Granulomatous amoebic encephalitis is also rarely due to Naegleria fowleri. N. fowleri generally causes acute encephalitis in immunocompetent hosts who go swimming underwater or diving outdoors in fresh water in warm weather.

Chronically ill, debilitated, immunosuppressed or immunodeficient patients tend not to engage in such activities.

The amoebae producing granulomatous encephalitis characteristically produce cysts in the infected tissue whereas E. histolytica and N. fowleri do not.

Multifocal encephalomalacia, edema, necrosis, hemorrhage and sometimes abscess formation are observed. The meninges may be cloudy. Uncal or cerebellar tonsillar herniation may be present.
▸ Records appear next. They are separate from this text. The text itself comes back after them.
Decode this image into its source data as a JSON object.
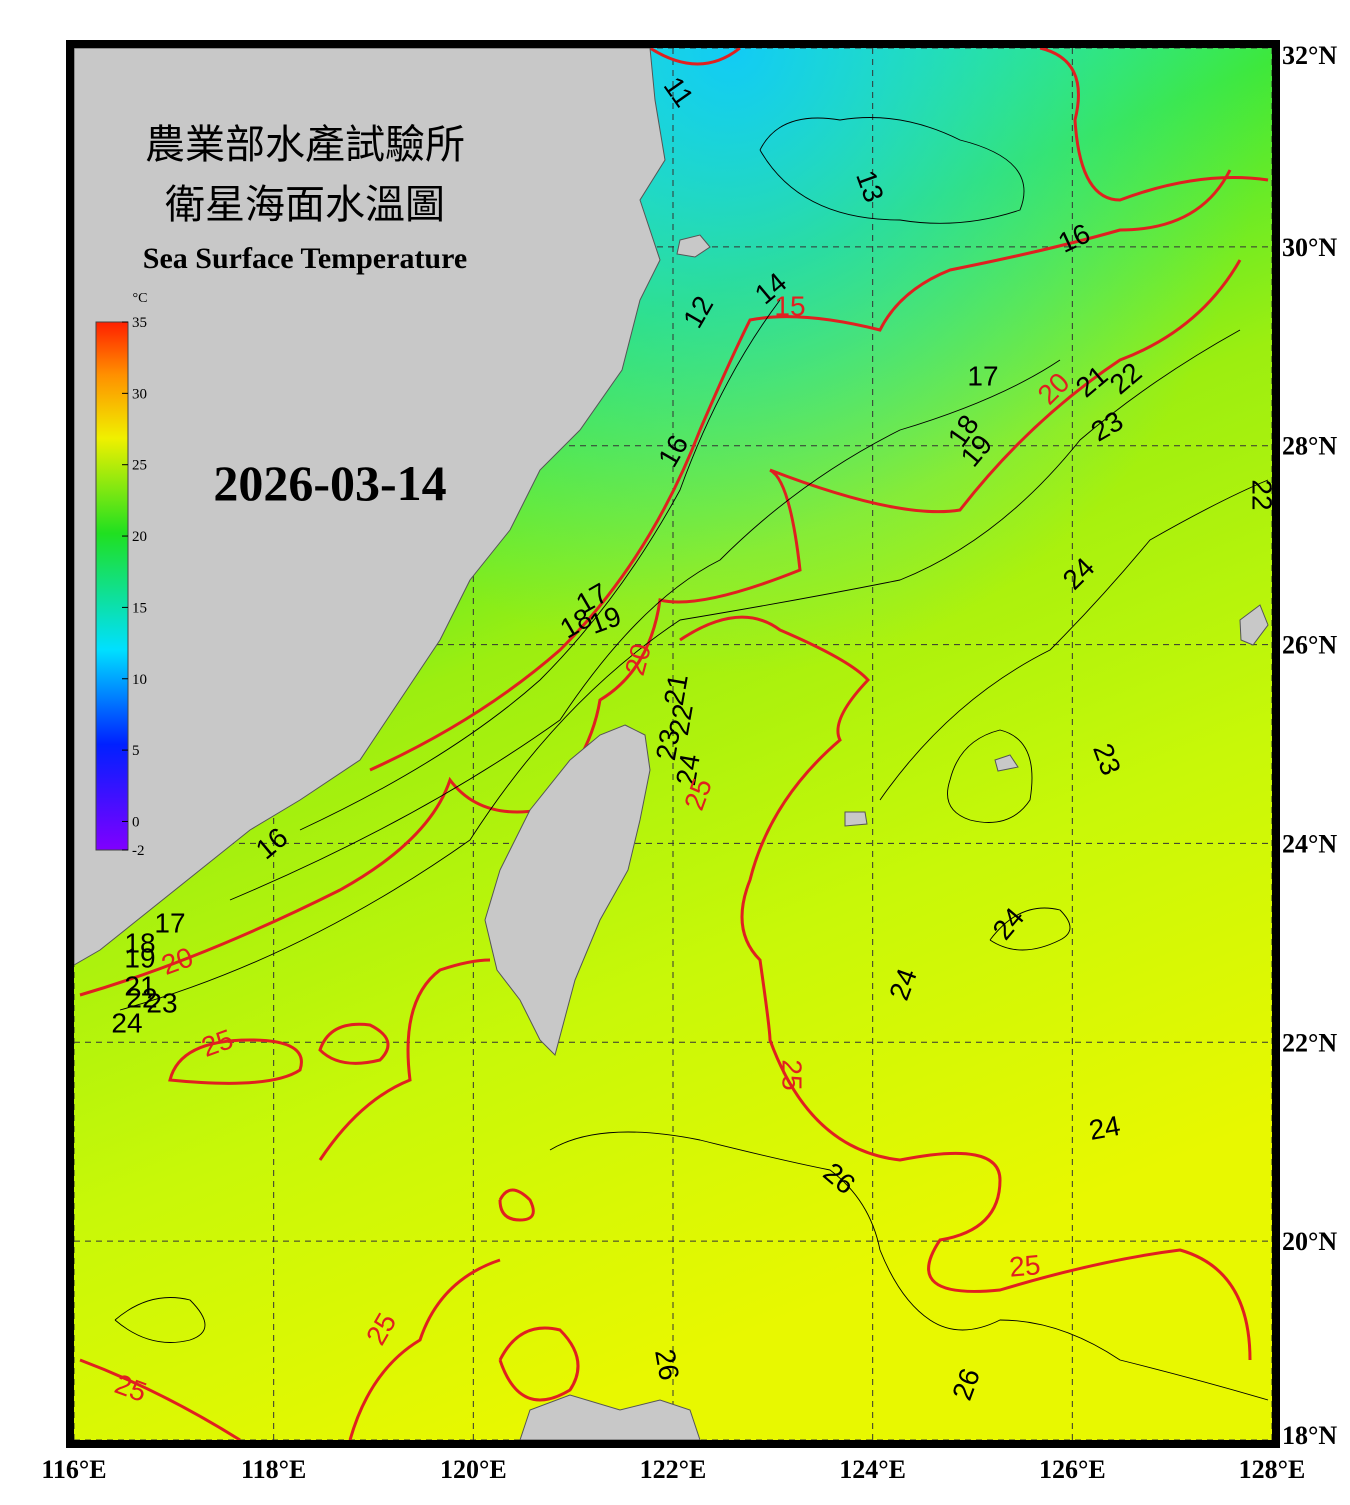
{
  "header": {
    "title_zh": "農業部水產試驗所",
    "subtitle_zh": "衛星海面水溫圖",
    "title_en": "Sea Surface Temperature",
    "date": "2026-03-14"
  },
  "colorbar": {
    "unit": "°C",
    "lim": [
      -2,
      35
    ],
    "ticks": [
      35,
      30,
      25,
      20,
      15,
      10,
      5,
      0,
      -2
    ]
  },
  "map": {
    "lonlim": [
      116,
      128
    ],
    "latlim": [
      18,
      32
    ],
    "lonticks": [
      {
        "value": 116,
        "label": "116°E"
      },
      {
        "value": 118,
        "label": "118°E"
      },
      {
        "value": 120,
        "label": "120°E"
      },
      {
        "value": 122,
        "label": "122°E"
      },
      {
        "value": 124,
        "label": "124°E"
      },
      {
        "value": 126,
        "label": "126°E"
      },
      {
        "value": 128,
        "label": "128°E"
      }
    ],
    "latticks": [
      {
        "value": 32,
        "label": "32°N"
      },
      {
        "value": 30,
        "label": "30°N"
      },
      {
        "value": 28,
        "label": "28°N"
      },
      {
        "value": 26,
        "label": "26°N"
      },
      {
        "value": 24,
        "label": "24°N"
      },
      {
        "value": 22,
        "label": "22°N"
      },
      {
        "value": 20,
        "label": "20°N"
      },
      {
        "value": 18,
        "label": "18°N"
      }
    ],
    "grid": true,
    "contour_labels": [
      11,
      13,
      16,
      12,
      14,
      15,
      17,
      20,
      21,
      22,
      23,
      18,
      19,
      16,
      24,
      17,
      18,
      19,
      20,
      21,
      22,
      23,
      24,
      25,
      16,
      17,
      18,
      19,
      20,
      21,
      22,
      23,
      24,
      25,
      23,
      24,
      24,
      25,
      24,
      26,
      25,
      25,
      25,
      26,
      26,
      22
    ]
  }
}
Lesions occur in the cerebral hemispheres, the basal ganglia, the brainstem and the cerebellum. A necrotizing subacute or chronic granulomatous encephalitis with lymphocytes, macrophages and multinucleated giant cells, and variable numbers of organisms are observed microscopically. There may be thrombosis of small blood vessels associated with necrosis and hemorrhage. In AIDS patients, the inflammatory reaction is minimal and composed mainly of CD-68 positive macrophages.

Appearance on Biopsy

A brain biopsy will reveal the presence of infection by pathogenic amoebas. In GAE, these present as general inflammation and sparse granules. On microscopic examination, infiltrates of amoebic cysts and/or trophozoites will be visible.

Cerebrospinal Fluid

The CSF demonstrates a lymphocytic pleocytosis, with mildly elevated protein and normal glucose, but diagnostic organisms are not readily identified. Lumbar puncture is contraindicated if there are signs and symptoms of an increase in intracranial pressure.

References

  1. Martinez AJ, Visvesvara GS, Chandler FW. Free-living amebic infections. Chapter 132 in Pathology of Infectious Diseases, 1997, Connor DH, Chandler FW, Manz HJ, Schwartz DA, Lack EE, eds., Stamford, Appleton & Lange, pp 1163-1176.